Regular readers will recall that in late March to early April, there was a fair amount of excitement in some parts of the web about the Arctic sea ice cover having reached almost to climatology. That was rather exciting given that for much of the last several years the Arctic extent had been from moderately to extremely below climatology. I wrote up my take in Arctic Sea Ice Updates. Some of the excitable sources on the web were talking about sea ice recovering and the like. My comment back then (April 7, 2010) was:
So my guess for where we are in the Arctic: The ice formed by late season freezing and conveyor belt is thin. There has not been time for it to freeze thickly, nor for it to get mechanically piled up to be thick. The expansive winds that lead to the increase in extent also mean driving the ice towards warmer water.
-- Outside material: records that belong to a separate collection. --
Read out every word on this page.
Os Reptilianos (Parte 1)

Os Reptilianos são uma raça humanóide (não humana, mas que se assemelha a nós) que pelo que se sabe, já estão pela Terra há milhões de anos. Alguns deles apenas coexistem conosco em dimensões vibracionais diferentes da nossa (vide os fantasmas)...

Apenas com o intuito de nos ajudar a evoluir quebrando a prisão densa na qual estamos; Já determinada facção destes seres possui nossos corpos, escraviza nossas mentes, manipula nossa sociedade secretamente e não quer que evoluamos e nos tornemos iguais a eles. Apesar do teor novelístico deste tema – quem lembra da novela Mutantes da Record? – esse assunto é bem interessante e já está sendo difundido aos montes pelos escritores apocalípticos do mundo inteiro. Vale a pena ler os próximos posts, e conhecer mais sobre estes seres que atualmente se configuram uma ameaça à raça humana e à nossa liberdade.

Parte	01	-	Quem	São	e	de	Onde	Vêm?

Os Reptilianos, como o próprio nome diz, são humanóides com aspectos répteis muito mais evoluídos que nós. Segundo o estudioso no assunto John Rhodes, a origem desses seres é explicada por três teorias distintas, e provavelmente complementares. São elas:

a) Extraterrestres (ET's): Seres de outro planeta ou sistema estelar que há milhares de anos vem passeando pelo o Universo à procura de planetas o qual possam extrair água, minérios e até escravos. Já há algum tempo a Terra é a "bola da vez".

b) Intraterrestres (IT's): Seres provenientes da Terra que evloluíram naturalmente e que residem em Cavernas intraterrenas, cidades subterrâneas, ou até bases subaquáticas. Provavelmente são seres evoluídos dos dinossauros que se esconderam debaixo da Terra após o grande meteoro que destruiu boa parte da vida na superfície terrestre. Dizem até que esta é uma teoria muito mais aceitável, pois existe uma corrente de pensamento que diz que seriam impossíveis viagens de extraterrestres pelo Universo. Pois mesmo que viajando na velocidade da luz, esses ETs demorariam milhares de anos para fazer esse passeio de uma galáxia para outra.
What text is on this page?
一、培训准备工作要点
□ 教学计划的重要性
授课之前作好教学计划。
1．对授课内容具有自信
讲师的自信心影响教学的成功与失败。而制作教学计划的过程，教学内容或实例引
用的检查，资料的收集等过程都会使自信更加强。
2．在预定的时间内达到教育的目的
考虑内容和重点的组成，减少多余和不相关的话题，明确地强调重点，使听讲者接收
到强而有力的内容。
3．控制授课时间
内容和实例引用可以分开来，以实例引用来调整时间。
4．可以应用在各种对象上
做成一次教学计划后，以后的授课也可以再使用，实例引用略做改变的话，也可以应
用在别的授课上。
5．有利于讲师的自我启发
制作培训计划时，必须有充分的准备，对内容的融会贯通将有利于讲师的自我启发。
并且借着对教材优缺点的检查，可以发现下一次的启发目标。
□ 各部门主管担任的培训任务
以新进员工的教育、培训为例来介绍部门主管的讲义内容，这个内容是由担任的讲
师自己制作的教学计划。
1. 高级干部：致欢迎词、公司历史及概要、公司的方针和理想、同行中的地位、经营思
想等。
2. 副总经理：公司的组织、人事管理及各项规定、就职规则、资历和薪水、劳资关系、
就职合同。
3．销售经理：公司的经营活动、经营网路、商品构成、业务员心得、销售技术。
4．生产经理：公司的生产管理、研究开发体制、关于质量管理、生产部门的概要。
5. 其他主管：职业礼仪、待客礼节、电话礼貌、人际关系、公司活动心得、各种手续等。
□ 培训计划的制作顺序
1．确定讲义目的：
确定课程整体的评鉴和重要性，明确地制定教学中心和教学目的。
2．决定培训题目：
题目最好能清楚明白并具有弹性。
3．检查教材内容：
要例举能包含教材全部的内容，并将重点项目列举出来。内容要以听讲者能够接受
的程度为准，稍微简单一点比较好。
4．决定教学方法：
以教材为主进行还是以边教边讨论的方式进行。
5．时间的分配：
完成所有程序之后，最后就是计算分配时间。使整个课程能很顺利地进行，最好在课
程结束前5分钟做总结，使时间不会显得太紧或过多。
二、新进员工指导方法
If the current pattern of blowing the ice out towards the edge were to be sustained, it points to a temporary high value for extent, and then a rapid drop in extent as the ice melts, or as winds reverse and compact the ice pack.
It's now almost 4 months later. What happened to the ice pack? Did it continue to hang near climatology? Go above climatology? Or did it sink rather rapidly back below climatology, as I'd suggested it would? The NSIDC report for July 6th notes that June saw the fastest recorded decline in June Arctic sea ice extent, and the lowest June Arctic sea ice extent.